Jackson receives disability payments because of a diagnosis of depression and bipolar disorder. These conditions led him to an extended leave from Congress in 2012. Attorney Schatz said that the mental conditions have been exacerbated by the ongoing divorce from his wife, Sandi Jackson. He has been ordered to pay child support.
After Sandi Jackson filed for divorce in Washington DC, District of Columbia Superior Court Judge Robert Okun's order required Jesse Jackson to pay temporary child support for the couple's two teenaged children. The order revealed the ex-lawmaker's annual benefits payments of $138,400.
Schatz said that the workers' compensation benefits Jackson receives are for a temporary, total disability. If his condition improves, the benefits might also change. The attorney said that Jackson is not lazy but is "not currently able to work."
Jackson represented a portion of Chicago, spending 17 years in Congress. While under investigation by the Federal Bureau of Investigation, he resigned and later plead guilty in 2013 to using $750,000 in campaign funds for travel, celebrity memorabilia, and other goods. When he resigned, Jackson’s salary had reached $174,000 a year.
Before his resignation, Jackson took a leave of absence to receive treatment for depression and bipolar disorder. However, while he gave his date of injury as June 1, 2012, he did not miss casting dozens of roll-call votes in the House of Representatives from June 1 to 8, 2012, not missing a single vote, House records show. Despite his absence and failure to campaign, Chicago voters returned him to Congress. In a robocall, he told fellow citizens, "Like many human beings, a series of events came together in my life at the same time, and they've been difficult to sort through," he said in the call. "I am human. I'm doing my best. And I'm trying to sort through them all."
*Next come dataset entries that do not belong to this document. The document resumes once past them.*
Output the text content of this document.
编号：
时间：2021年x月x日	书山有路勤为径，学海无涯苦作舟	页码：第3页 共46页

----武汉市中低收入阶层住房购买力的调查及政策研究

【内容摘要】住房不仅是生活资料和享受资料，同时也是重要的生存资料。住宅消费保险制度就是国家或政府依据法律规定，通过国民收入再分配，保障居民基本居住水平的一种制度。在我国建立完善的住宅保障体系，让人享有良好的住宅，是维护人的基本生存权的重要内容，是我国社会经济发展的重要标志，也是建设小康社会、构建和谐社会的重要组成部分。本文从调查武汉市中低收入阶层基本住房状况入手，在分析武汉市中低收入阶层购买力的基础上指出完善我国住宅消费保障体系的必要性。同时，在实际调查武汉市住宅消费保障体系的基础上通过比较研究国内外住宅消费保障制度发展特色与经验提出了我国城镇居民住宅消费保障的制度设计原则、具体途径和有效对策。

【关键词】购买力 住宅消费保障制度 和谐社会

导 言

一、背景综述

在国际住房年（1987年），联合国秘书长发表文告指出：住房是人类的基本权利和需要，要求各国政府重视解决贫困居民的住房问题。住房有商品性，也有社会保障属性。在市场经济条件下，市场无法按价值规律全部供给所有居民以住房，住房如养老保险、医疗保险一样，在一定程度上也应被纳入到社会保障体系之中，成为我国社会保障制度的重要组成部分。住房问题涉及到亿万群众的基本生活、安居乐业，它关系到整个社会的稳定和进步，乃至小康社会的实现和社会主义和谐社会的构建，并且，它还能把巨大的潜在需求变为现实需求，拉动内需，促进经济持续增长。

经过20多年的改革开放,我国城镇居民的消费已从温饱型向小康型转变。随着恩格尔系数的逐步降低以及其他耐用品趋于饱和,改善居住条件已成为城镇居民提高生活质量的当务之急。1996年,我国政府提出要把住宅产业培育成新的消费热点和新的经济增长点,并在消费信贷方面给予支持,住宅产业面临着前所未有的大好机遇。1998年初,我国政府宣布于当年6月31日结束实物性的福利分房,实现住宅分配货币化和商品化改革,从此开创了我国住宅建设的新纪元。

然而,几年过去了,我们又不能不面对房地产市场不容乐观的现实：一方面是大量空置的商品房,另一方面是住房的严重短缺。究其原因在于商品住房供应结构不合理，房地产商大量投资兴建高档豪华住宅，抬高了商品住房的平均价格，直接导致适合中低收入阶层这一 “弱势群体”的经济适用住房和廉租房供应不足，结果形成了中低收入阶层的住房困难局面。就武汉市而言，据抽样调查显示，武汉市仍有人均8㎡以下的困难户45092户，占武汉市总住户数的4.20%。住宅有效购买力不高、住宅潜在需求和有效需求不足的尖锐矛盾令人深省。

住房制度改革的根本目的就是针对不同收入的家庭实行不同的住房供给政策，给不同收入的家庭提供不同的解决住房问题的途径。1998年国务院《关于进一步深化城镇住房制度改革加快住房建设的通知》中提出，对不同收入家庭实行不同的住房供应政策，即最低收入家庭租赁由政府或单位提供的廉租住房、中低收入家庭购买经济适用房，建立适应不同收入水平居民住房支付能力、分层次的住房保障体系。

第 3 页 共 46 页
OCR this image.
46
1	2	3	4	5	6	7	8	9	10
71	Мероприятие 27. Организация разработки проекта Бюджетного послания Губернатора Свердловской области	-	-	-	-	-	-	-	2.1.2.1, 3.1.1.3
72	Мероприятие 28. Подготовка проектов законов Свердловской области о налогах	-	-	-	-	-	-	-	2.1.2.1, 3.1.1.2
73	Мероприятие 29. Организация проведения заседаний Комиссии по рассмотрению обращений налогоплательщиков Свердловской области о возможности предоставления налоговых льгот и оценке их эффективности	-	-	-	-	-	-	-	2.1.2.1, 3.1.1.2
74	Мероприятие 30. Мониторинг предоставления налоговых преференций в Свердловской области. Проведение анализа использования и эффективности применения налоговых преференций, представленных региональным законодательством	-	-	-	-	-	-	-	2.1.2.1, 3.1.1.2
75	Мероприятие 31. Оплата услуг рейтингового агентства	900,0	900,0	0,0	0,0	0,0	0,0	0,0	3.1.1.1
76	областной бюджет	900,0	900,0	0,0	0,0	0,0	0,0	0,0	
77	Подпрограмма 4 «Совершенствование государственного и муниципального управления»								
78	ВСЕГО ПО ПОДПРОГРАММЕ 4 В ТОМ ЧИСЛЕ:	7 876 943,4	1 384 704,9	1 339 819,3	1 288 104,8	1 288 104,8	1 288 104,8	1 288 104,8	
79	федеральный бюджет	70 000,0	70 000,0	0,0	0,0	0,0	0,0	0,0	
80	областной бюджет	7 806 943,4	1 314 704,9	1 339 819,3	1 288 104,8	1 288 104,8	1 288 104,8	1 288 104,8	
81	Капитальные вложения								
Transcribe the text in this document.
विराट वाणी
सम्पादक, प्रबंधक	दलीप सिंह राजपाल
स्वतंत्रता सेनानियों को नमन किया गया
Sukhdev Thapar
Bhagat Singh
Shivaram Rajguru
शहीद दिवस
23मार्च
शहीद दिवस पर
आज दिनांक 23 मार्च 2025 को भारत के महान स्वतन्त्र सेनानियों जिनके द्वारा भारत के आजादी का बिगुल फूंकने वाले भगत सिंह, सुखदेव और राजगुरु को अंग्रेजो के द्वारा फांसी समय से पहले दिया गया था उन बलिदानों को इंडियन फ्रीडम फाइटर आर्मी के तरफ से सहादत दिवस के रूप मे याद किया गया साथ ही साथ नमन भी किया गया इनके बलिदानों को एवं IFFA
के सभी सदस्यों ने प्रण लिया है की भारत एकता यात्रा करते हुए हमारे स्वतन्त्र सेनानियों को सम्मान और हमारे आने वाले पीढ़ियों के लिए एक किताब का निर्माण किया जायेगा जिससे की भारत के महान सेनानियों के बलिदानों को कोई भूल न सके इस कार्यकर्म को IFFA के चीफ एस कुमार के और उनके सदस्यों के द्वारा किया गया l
Jackson spent 22 months of a 30 month sentence, while his wife spent a year for her role in the fracas. Released from prison last year, she is now without income but has significant debt.
The current salary of rank and file members of Congress is $174,000 per year. The Speaker of the House receives $223,500 in annual compensation. The Majority Leader receives $193,400 in annual compensation, as does the Minority Leader.